Redistribution that works
From Thomas Sowell
remarks in 2012:
The history of the 20th century is full of examples of countries that set out to redistribute wealth and ended up redistributing poverty. The communist nations were a classic example, but by no means the only example.
In theory, confiscating the wealth of the more successful people ought to make the rest of the society more prosperous. But when the Soviet Union confiscated the wealth of successful farmers, food became scarce. As many people died of starvation under Stalin in the 1930s as died in Hitler’s Holocaust in the 1940s.
How can that be? It is not complicated. You can only confiscate the wealth that exists at a given moment. You cannot confiscate future wealth — and that future wealth is less likely to be produced when people see that it is going to be confiscated. Farmers in the Soviet Union cut back on how much time and effort they invested in growing their crops, when they realized that the government was going to take a big part of the harvest.
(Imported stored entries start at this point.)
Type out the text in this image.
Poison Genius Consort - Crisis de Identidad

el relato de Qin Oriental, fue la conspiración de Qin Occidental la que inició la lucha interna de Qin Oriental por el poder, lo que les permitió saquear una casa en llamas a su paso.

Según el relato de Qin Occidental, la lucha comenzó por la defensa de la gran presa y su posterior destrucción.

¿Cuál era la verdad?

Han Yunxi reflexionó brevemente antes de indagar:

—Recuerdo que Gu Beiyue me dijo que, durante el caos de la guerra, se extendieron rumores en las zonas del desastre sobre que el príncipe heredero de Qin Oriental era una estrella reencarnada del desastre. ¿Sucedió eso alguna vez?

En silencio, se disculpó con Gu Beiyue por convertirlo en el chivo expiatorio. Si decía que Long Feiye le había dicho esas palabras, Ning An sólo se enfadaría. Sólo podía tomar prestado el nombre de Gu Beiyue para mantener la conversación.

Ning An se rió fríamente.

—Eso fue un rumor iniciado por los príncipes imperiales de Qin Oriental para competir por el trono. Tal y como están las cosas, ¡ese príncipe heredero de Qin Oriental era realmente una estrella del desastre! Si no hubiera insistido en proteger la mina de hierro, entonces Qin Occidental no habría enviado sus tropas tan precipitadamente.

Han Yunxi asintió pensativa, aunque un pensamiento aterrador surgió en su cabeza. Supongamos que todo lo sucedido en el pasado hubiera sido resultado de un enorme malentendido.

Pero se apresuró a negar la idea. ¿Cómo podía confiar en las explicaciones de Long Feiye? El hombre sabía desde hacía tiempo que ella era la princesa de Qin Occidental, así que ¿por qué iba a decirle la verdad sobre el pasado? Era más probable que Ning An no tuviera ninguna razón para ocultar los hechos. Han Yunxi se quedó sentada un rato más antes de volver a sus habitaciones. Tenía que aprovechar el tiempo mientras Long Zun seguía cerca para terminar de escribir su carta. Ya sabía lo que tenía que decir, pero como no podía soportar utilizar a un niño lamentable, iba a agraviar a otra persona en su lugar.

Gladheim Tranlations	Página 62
They slaughtered and ate young farm animals that they would normally keep tending and feeding while raising them to maturity. . . .
Knowledge is one of the few things that can be distributed to people without reducing the amount held by others.
2 comments:
The history of the 20th century is full of examples of countries that set out to redistribute wealth and ended up redistributing poverty.
There are, also, lots of examples of countries that set out to redistribute wealth and ended up redistributing...wealth. And creating wealth. Those countries were free market countries, wherein the redistribution occurred through the mechanism of voluntary exchanges among willing participants.
That's what the Progressives carefully hide in their discourse.
Eric Hines
Guilt can also be divided without being lessened.